Dabney has already told him of her refusal to allow a test. But still, it’s a dangerous dare. She might hate him enough / believe her new memory enough, to follow through on it. And then he’d be lost. But could she risk being wrong? Could she risk having her beloved father’s public standing in Sugar Town rubbed in the dirt? Does she want the truth badly enough to risk that? He feels deliciousness in the danger.

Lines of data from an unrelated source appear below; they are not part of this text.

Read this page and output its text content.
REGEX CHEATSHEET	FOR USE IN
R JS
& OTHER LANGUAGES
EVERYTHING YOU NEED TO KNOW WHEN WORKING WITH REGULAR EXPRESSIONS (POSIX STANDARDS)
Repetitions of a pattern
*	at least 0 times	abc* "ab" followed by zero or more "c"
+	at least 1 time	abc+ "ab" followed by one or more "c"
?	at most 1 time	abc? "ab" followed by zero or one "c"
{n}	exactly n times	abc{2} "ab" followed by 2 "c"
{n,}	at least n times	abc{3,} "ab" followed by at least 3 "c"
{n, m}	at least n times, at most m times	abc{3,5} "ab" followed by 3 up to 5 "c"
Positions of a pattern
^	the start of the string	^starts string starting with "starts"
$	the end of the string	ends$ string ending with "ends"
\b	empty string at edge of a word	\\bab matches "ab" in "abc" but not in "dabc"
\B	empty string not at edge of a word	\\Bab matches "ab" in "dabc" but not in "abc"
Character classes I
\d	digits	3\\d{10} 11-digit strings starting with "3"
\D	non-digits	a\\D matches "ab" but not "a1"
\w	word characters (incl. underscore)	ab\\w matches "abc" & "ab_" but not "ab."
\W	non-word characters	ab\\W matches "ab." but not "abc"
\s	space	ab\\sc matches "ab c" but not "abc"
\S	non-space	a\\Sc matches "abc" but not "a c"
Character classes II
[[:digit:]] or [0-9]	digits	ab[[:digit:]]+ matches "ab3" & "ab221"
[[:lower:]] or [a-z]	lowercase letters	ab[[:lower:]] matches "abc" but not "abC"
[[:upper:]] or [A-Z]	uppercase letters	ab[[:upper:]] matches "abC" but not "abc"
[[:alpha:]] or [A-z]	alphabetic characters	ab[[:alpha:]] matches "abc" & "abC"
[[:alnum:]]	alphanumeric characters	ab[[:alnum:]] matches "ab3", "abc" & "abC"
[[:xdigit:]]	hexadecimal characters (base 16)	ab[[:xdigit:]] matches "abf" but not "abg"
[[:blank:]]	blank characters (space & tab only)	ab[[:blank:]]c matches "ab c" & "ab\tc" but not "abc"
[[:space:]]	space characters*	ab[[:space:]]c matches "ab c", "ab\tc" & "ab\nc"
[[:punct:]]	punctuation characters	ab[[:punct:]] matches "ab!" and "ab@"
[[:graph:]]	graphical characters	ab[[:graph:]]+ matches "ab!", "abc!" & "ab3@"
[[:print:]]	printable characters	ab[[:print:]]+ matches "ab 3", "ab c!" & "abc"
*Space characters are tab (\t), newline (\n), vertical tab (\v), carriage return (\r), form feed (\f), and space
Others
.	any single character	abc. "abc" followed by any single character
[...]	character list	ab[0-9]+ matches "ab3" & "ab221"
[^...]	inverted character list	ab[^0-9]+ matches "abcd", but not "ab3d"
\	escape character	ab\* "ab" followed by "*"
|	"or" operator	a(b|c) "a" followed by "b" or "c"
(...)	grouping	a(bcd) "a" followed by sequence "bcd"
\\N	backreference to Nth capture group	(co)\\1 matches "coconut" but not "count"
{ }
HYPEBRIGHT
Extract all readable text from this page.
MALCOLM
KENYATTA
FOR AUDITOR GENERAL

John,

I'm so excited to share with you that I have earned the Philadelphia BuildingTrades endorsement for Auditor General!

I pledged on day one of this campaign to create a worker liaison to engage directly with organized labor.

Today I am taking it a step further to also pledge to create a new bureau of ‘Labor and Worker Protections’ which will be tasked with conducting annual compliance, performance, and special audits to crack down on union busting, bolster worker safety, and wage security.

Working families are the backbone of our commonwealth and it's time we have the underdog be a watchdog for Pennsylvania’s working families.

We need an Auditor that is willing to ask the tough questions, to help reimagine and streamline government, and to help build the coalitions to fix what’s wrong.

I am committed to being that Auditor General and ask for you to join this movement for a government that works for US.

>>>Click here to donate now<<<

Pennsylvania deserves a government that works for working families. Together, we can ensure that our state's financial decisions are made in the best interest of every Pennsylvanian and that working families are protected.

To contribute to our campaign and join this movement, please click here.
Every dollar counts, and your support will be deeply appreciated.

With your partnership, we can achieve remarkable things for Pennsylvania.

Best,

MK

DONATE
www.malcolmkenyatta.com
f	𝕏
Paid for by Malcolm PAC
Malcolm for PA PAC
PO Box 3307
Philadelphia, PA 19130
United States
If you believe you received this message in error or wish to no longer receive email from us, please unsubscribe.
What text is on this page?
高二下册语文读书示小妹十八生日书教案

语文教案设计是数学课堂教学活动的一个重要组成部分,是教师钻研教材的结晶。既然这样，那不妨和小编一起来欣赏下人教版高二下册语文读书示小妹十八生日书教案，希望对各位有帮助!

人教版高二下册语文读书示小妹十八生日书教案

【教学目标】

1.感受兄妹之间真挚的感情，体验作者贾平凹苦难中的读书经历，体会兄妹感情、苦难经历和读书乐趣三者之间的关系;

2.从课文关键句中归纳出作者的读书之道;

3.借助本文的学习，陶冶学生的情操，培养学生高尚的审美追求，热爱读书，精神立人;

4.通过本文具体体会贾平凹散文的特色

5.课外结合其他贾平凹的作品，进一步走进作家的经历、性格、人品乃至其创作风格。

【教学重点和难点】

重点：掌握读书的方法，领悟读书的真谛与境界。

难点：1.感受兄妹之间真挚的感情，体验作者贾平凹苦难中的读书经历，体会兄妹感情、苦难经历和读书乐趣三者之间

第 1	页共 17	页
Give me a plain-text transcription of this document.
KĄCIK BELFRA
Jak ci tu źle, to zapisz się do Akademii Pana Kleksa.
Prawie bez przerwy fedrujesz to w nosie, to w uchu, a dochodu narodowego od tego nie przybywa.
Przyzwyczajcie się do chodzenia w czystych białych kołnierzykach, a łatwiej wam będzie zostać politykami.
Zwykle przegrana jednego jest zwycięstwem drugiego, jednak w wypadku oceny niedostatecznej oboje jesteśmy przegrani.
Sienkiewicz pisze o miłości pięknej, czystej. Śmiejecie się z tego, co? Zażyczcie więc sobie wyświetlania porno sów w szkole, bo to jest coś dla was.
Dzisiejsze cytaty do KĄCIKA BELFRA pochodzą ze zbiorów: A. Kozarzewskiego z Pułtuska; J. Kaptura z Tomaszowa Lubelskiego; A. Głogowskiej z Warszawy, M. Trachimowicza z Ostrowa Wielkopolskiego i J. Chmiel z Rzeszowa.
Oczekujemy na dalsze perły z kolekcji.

“You mean, what you did to me,” she says calmly, turning back to face him. “And for that, I don’t need a test, Johnathon. I don’t even need revenge. Because, in a way that I doubt you’ll ever understand, though you took from me, you also gave to me. Asael. He’s my gift; my proof that God can and does wash away evil – calls flowers forth, even from filth. Asael is of you, Johnathon; but he’s no part of you. What I offer you is this. You stay completely away from us – from my family, from our friends. You and your partner both. And in return, my memory will be as incomplete as it’s always been. But if you, or he, ever attempt to involve yourselves or interfere in any way, ever again, with anyone in my family, for good or for bad . . . may God help you, Johnathon.”